The death Friday of a former Thai navy SEAL underscored the risks. The diver, the first fatality of the rescue effort, was working in a volunteer capacity and died on a mission to place air canisters along the passage to where the boys are, necessary for divers to safely travel the five- to six-hour route.

There were several concerns that prompted authorities to move forward with the plan to dive the boys out. One was that it was unknown how safe and dry the area where they had taken shelter would stay as Thailand's rainy season, which lasts until at least late October, picks up pace.

The other, and perhaps more worrying, was that oxygen levels in the complex were falling close to dangerous levels.

Officials have yet to confirm the identities of the four boys freed. Narongsak on Monday said their identities were being protected out of respect for the families of those still trapped inside the cave.

Officials last week said they would bring the fittest people in the group out first, but Narongsak later said that whoever was ready first would be escorted out.

A source involved in the rescue mission who saw two of the four boys walk out of the cave told Reuters that they looked tired but healthy, adding that one even looked "vivacious and fresh". He did not give further details.

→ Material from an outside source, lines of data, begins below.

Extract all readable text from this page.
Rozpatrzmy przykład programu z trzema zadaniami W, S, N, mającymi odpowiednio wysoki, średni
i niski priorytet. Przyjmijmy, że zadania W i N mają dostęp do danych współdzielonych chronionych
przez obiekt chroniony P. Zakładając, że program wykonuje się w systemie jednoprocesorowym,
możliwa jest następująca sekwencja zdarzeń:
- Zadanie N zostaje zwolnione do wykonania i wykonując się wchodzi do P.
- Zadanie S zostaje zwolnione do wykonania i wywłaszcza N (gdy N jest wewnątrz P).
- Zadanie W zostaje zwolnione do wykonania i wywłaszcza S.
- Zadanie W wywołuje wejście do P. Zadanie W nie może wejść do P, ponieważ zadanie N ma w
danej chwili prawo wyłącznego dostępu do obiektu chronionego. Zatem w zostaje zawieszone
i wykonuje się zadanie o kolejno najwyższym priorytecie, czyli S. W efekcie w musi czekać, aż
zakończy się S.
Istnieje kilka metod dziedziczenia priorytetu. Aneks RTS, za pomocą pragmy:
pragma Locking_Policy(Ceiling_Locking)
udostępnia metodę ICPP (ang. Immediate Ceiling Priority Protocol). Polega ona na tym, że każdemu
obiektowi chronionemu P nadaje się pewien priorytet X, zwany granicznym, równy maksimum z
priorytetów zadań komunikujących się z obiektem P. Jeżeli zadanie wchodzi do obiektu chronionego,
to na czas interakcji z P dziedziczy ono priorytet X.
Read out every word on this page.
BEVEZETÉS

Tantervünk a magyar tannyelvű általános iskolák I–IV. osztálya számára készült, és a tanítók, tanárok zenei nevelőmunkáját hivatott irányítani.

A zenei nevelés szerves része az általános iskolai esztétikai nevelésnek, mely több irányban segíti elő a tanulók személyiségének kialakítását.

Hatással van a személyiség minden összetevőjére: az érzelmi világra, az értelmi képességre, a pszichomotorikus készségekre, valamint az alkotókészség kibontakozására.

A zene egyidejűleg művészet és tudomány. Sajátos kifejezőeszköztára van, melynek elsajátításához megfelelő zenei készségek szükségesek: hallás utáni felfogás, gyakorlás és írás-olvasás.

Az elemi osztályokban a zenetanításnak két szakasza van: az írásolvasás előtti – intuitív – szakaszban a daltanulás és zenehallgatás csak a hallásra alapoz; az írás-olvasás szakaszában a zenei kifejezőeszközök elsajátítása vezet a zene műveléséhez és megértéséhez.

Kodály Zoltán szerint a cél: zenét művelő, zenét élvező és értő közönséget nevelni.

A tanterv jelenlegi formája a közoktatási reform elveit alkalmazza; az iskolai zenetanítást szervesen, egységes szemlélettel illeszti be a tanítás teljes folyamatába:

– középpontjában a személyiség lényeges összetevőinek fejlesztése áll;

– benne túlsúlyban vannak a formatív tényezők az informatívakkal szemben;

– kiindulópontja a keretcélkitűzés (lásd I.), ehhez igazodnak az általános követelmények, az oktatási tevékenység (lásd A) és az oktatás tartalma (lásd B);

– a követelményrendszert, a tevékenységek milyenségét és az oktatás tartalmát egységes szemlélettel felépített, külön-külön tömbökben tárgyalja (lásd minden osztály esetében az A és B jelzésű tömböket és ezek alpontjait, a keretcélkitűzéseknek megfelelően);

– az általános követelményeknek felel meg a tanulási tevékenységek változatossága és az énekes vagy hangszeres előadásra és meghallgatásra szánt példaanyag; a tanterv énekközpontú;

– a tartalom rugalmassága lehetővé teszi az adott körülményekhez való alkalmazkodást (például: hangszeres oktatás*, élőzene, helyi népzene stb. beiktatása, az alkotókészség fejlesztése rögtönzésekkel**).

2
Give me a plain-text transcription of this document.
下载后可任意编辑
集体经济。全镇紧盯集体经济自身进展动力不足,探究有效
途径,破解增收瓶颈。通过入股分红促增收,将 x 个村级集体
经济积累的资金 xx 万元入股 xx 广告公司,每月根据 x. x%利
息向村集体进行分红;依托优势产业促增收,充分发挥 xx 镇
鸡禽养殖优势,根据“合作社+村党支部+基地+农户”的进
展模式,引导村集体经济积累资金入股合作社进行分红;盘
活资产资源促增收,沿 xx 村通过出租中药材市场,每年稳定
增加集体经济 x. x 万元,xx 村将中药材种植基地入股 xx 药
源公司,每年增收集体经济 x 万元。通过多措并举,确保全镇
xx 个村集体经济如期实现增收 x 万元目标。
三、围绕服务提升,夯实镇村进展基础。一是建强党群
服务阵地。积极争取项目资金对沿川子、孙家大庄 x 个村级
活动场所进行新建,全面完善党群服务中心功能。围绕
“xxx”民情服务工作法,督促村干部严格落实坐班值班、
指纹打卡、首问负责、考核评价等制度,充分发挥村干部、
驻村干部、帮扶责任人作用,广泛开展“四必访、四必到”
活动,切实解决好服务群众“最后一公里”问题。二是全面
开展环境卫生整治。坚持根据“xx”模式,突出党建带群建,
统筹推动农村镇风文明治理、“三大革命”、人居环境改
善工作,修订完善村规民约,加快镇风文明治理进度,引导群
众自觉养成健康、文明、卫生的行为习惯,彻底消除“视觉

"Imagine marathon runners. It's like when they reach the finish line exhausted," said the source.

Medical staff involved in the rescue mission told Reuters their first assessments when the boys arrive at the hospital will focus on their breathing, signs of hypothermia and an airborne lung infection known as 'cave disease' which is caused by bat and bird droppings and can be fatal if untreated and allowed to spread to other parts of the body.

The first four rescued boys have been placed in a ward set aside specifically for the cave rescue, a source at the hospital said.